Installé au Centre financier de Kinshasa, au sein du ministère du Budget, le Centre des services partagés constitue une nouvelle étape dans la mise en œuvre du SIGMAP, une plateforme numérique lancée le 29 août 2022 par le président de la République, Félix Tshisekedi, dans le cadre de la modernisation de la commande publique.
Prenant la parole lors de la cérémonie, Adolphe Muzito a salué l’aboutissement d’une réforme engagée il y a quatre ans.
« Je prends la parole ce jour à l’occasion du lancement officiel des activités du Centre des services partagés. Il s’agit d’une étape majeure dans la mise en œuvre du Système intégré de gestion des marchés publics. Celui-ci a été lancé le 29 août 2022 par Son Excellence Monsieur le Président de la République, Chef de l’État, Félix Antoine Tshisekedi Tshilombo, à qui je rends un vibrant hommage pour sa vision éclairée d’une commande publique moderne, performante, transparente et résolument tournée vers le numérique », a déclaré le Vice-Premier ministre.
Selon lui, cette réforme poursuit un triple objectif : améliorer la gestion des ressources publiques, renforcer la transparence dans l’attribution des marchés et restaurer la confiance des citoyens ainsi que des opérateurs économiques envers les institutions publiques.
« Cette réforme vise à garantir une gestion efficiente des ressources publiques, à renforcer la transparence dans les procédures de passation des marchés et à accroître la confiance des citoyens, des opérateurs économiques et des partenaires dans les institutions de la République démocratique du Congo », a-t-il souligné.
Au-delà d’une simple plateforme numérique, le SIGMAP est présenté comme un outil de transformation administrative.
« Le SIGMAP représente bien plus qu’une plateforme numérique. Il constitue un véritable pôle de transformation administrative permettant de digitaliser les cycles de passation, du contrôle et du suivi des marchés publics », a expliqué Adolphe Muzito.

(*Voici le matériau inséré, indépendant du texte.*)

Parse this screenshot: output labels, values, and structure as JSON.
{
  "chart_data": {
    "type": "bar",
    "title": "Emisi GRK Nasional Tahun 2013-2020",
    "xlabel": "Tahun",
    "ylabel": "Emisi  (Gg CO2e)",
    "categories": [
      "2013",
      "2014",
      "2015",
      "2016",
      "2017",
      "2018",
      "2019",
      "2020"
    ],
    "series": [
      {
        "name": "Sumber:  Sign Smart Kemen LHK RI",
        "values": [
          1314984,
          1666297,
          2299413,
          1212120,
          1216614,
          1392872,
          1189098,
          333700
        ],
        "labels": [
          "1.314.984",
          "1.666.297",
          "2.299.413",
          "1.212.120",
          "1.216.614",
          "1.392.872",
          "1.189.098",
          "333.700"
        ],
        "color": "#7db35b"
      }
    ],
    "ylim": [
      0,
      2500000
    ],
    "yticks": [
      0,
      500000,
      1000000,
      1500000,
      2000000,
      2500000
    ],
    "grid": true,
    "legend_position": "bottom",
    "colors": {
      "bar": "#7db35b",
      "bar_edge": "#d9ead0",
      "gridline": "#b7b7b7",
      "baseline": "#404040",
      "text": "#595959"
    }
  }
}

Le Centre des services partagés aura notamment pour mission d’assurer l’assistance technique, la formation et l’accompagnement des différents acteurs impliqués dans la gestion des marchés publics. Il contribuera également à la constitution d’une base de données fiable et centralisée sur les marchés publics.

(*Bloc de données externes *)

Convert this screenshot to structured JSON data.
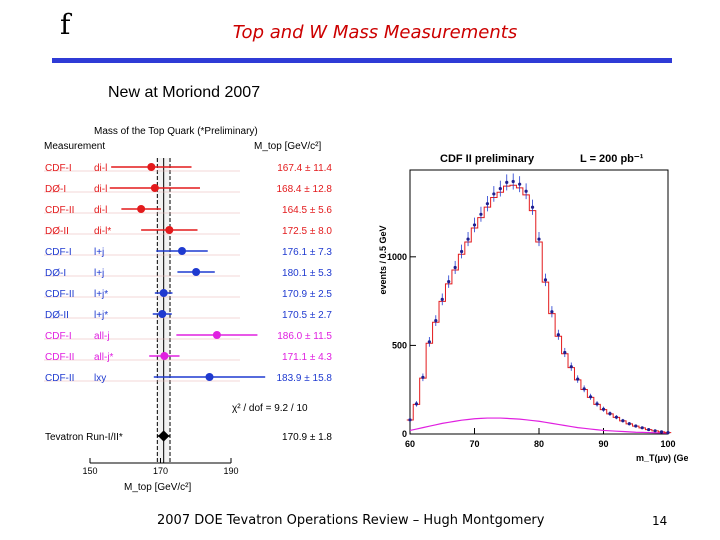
{
  "slide": {
    "logo": "f",
    "title": "Top and W Mass Measurements",
    "subtitle": "New at Moriond 2007",
    "footer": "2007 DOE Tevatron Operations Review – Hugh Montgomery",
    "page_number": "14"
  },
  "colors": {
    "accent_rule": "#2f3bd6",
    "title": "#cc0000"
  },
  "chart_data": [
    {
      "type": "scatter",
      "title": "Mass of the Top Quark (*Preliminary)",
      "column_header": "Measurement",
      "units_header": "M_top  [GeV/c²]",
      "xlabel": "M_top  [GeV/c²]",
      "xlim": [
        150,
        190
      ],
      "xticks": [
        150,
        170,
        190
      ],
      "combined_band": [
        169.1,
        172.7
      ],
      "chi2_label": "χ² / dof  =  9.2 / 10",
      "points": [
        {
          "exp": "CDF-I",
          "chan": "di-l",
          "value": 167.4,
          "err": 11.4,
          "text": "167.4 ± 11.4",
          "color": "#e31a1c"
        },
        {
          "exp": "DØ-I",
          "chan": "di-l",
          "value": 168.4,
          "err": 12.8,
          "text": "168.4 ± 12.8",
          "color": "#e31a1c"
        },
        {
          "exp": "CDF-II",
          "chan": "di-l",
          "value": 164.5,
          "err": 5.6,
          "text": "164.5 ±  5.6",
          "color": "#e31a1c"
        },
        {
          "exp": "DØ-II",
          "chan": "di-l*",
          "value": 172.5,
          "err": 8.0,
          "text": "172.5 ±  8.0",
          "color": "#e31a1c"
        },
        {
          "exp": "CDF-I",
          "chan": "l+j",
          "value": 176.1,
          "err": 7.3,
          "text": "176.1 ±  7.3",
          "color": "#1f3ad0"
        },
        {
          "exp": "DØ-I",
          "chan": "l+j",
          "value": 180.1,
          "err": 5.3,
          "text": "180.1 ±  5.3",
          "color": "#1f3ad0"
        },
        {
          "exp": "CDF-II",
          "chan": "l+j*",
          "value": 170.9,
          "err": 2.5,
          "text": "170.9 ±  2.5",
          "color": "#1f3ad0"
        },
        {
          "exp": "DØ-II",
          "chan": "l+j*",
          "value": 170.5,
          "err": 2.7,
          "text": "170.5 ±  2.7",
          "color": "#1f3ad0"
        },
        {
          "exp": "CDF-I",
          "chan": "all-j",
          "value": 186.0,
          "err": 11.5,
          "text": "186.0 ± 11.5",
          "color": "#e020e0"
        },
        {
          "exp": "CDF-II",
          "chan": "all-j*",
          "value": 171.1,
          "err": 4.3,
          "text": "171.1 ±  4.3",
          "color": "#e020e0"
        },
        {
          "exp": "CDF-II",
          "chan": "lxy",
          "value": 183.9,
          "err": 15.8,
          "text": "183.9 ± 15.8",
          "color": "#1f3ad0"
        }
      ],
      "combined": {
        "exp": "Tevatron Run-I/II*",
        "value": 170.9,
        "err": 1.8,
        "text": "170.9 ±  1.8",
        "color": "#000000"
      }
    },
    {
      "type": "line",
      "title": "CDF II preliminary",
      "lumi_label": "L = 200 pb⁻¹",
      "xlabel": "m_T(μν) (GeV)",
      "ylabel": "events / 0.5 GeV",
      "xlim": [
        60,
        100
      ],
      "ylim": [
        0,
        1490
      ],
      "xticks": [
        60,
        70,
        80,
        90,
        100
      ],
      "yticks": [
        0,
        500,
        1000
      ],
      "x": [
        60,
        61,
        62,
        63,
        64,
        65,
        66,
        67,
        68,
        69,
        70,
        71,
        72,
        73,
        74,
        75,
        76,
        77,
        78,
        79,
        80,
        81,
        82,
        83,
        84,
        85,
        86,
        87,
        88,
        89,
        90,
        91,
        92,
        93,
        94,
        95,
        96,
        97,
        98,
        99,
        100
      ],
      "data": [
        80,
        170,
        320,
        520,
        640,
        760,
        860,
        940,
        1030,
        1100,
        1180,
        1240,
        1300,
        1355,
        1385,
        1420,
        1425,
        1410,
        1370,
        1280,
        1100,
        870,
        690,
        560,
        460,
        380,
        310,
        255,
        210,
        170,
        140,
        115,
        95,
        75,
        58,
        45,
        35,
        25,
        18,
        12,
        8
      ],
      "background": [
        20,
        28,
        36,
        44,
        52,
        60,
        66,
        72,
        78,
        82,
        86,
        88,
        90,
        90,
        90,
        88,
        86,
        84,
        80,
        76,
        72,
        66,
        60,
        54,
        48,
        42,
        36,
        32,
        28,
        24,
        20,
        18,
        16,
        14,
        12,
        10,
        9,
        8,
        7,
        6,
        5
      ]
    }
  ]
}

Depuis son déploiement progressif, plus de 500 plans de passation de marchés ont été enregistrés et traités automatiquement par le système, tandis que plus de 170 avis d’appel d’offres ont été publiés.
Présente à cette cérémonie, la Banque mondiale, partenaire technique et financier du projet, a salué l’opérationnalisation de cette infrastructure, qu’elle considère comme un levier majeur pour améliorer la gouvernance publique.

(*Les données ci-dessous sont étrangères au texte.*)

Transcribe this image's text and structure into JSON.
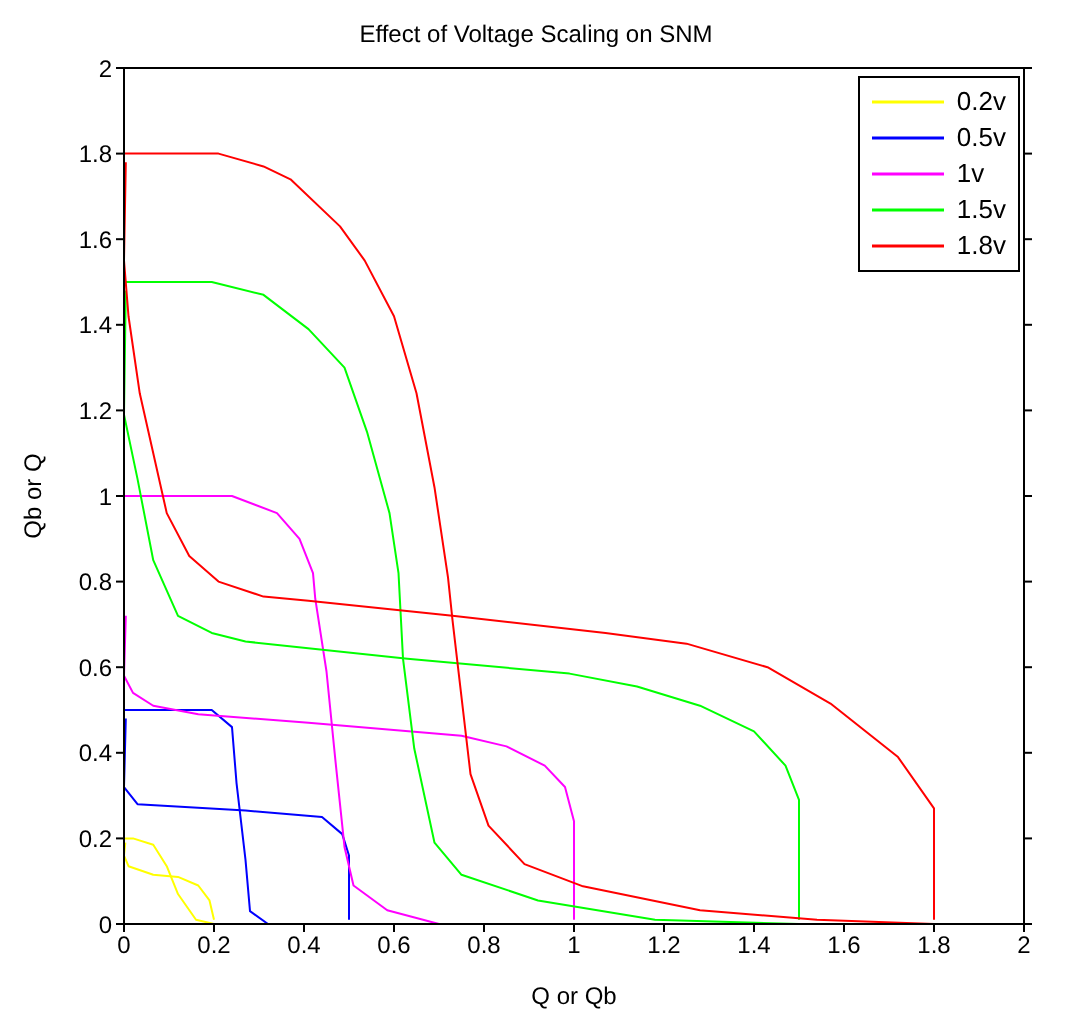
{
  "chart_data": {
    "type": "line",
    "title": "Effect of Voltage Scaling on SNM",
    "xlabel": "Q or Qb",
    "ylabel": "Qb or Q",
    "xlim": [
      0,
      2
    ],
    "ylim": [
      0,
      2
    ],
    "xticks": [
      0,
      0.2,
      0.4,
      0.6,
      0.8,
      1,
      1.2,
      1.4,
      1.6,
      1.8,
      2
    ],
    "yticks": [
      0,
      0.2,
      0.4,
      0.6,
      0.8,
      1,
      1.2,
      1.4,
      1.6,
      1.8,
      2
    ],
    "grid": false,
    "legend": "top right",
    "marker": "none",
    "line_style": "solid",
    "series": [
      {
        "name": "0.2v",
        "color": "#ffff00",
        "x": [
          0,
          0.02,
          0.065,
          0.095,
          0.12,
          0.16,
          0.2
        ],
        "values": [
          0.2,
          0.2,
          0.185,
          0.135,
          0.07,
          0.01,
          0
        ]
      },
      {
        "color": "#ffff00",
        "x": [
          0.003,
          0,
          0.01,
          0.065,
          0.12,
          0.165,
          0.19,
          0.2
        ],
        "values": [
          0.19,
          0.16,
          0.135,
          0.115,
          0.11,
          0.09,
          0.055,
          0.01
        ]
      },
      {
        "name": "0.5v",
        "color": "#0000ff",
        "x": [
          0,
          0.195,
          0.24,
          0.25,
          0.27,
          0.28,
          0.32,
          0.5
        ],
        "values": [
          0.5,
          0.5,
          0.46,
          0.33,
          0.15,
          0.03,
          0,
          0
        ]
      },
      {
        "color": "#0000ff",
        "x": [
          0.004,
          0,
          0.03,
          0.27,
          0.44,
          0.485,
          0.5,
          0.5
        ],
        "values": [
          0.48,
          0.32,
          0.28,
          0.265,
          0.25,
          0.21,
          0.16,
          0.01
        ]
      },
      {
        "name": "1v",
        "color": "#ff00ff",
        "x": [
          0,
          0.24,
          0.34,
          0.39,
          0.42,
          0.425,
          0.45,
          0.47,
          0.49,
          0.51,
          0.585,
          0.7,
          1
        ],
        "values": [
          1,
          1,
          0.96,
          0.9,
          0.82,
          0.76,
          0.59,
          0.38,
          0.18,
          0.09,
          0.032,
          0,
          0
        ]
      },
      {
        "color": "#ff00ff",
        "x": [
          0.004,
          0,
          0.02,
          0.065,
          0.165,
          0.41,
          0.75,
          0.85,
          0.935,
          0.98,
          1,
          1
        ],
        "values": [
          0.72,
          0.58,
          0.54,
          0.51,
          0.49,
          0.47,
          0.44,
          0.415,
          0.37,
          0.32,
          0.24,
          0.01
        ]
      },
      {
        "name": "1.5v",
        "color": "#00ff00",
        "x": [
          0,
          0.195,
          0.31,
          0.41,
          0.49,
          0.54,
          0.59,
          0.61,
          0.62,
          0.645,
          0.69,
          0.75,
          0.92,
          1.18,
          1.5
        ],
        "values": [
          1.5,
          1.5,
          1.47,
          1.39,
          1.3,
          1.15,
          0.96,
          0.82,
          0.62,
          0.41,
          0.19,
          0.115,
          0.055,
          0.01,
          0
        ]
      },
      {
        "color": "#00ff00",
        "x": [
          0.004,
          0,
          0.03,
          0.065,
          0.12,
          0.195,
          0.27,
          0.63,
          0.99,
          1.14,
          1.28,
          1.4,
          1.47,
          1.5,
          1.5,
          1.5
        ],
        "values": [
          1.48,
          1.19,
          1.04,
          0.85,
          0.72,
          0.68,
          0.66,
          0.62,
          0.585,
          0.555,
          0.51,
          0.45,
          0.37,
          0.29,
          0.2,
          0.01
        ]
      },
      {
        "name": "1.8v",
        "color": "#ff0000",
        "x": [
          0,
          0.21,
          0.31,
          0.37,
          0.48,
          0.535,
          0.6,
          0.65,
          0.69,
          0.72,
          0.73,
          0.75,
          0.77,
          0.81,
          0.89,
          1.02,
          1.28,
          1.54,
          1.8
        ],
        "values": [
          1.8,
          1.8,
          1.77,
          1.74,
          1.63,
          1.55,
          1.42,
          1.24,
          1.02,
          0.81,
          0.71,
          0.53,
          0.35,
          0.23,
          0.14,
          0.088,
          0.032,
          0.01,
          0
        ]
      },
      {
        "color": "#ff0000",
        "x": [
          0.004,
          0,
          0.01,
          0.035,
          0.095,
          0.145,
          0.21,
          0.31,
          0.41,
          0.73,
          1.07,
          1.25,
          1.43,
          1.57,
          1.72,
          1.8,
          1.8,
          1.8
        ],
        "values": [
          1.78,
          1.55,
          1.42,
          1.24,
          0.96,
          0.86,
          0.8,
          0.765,
          0.755,
          0.72,
          0.68,
          0.655,
          0.6,
          0.515,
          0.39,
          0.27,
          0.18,
          0.01
        ]
      }
    ]
  }
}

« Les marchés publics représentent une part significative des dépenses de l’État. Bien gérés, ils deviennent un levier puissant pour la croissance économique, l’amélioration des services publics et la participation du secteur privé au développement national », a indiqué l’institution.
À l’inverse, a-t-elle rappelé, des procédures opaques et inefficaces réduisent l’impact des politiques publiques et compromettent la bonne utilisation des ressources de l’État.
La cérémonie s’est achevée par une visite du Centre des services partagés du SIGMAP, désormais opérationnel au ministère du Budget.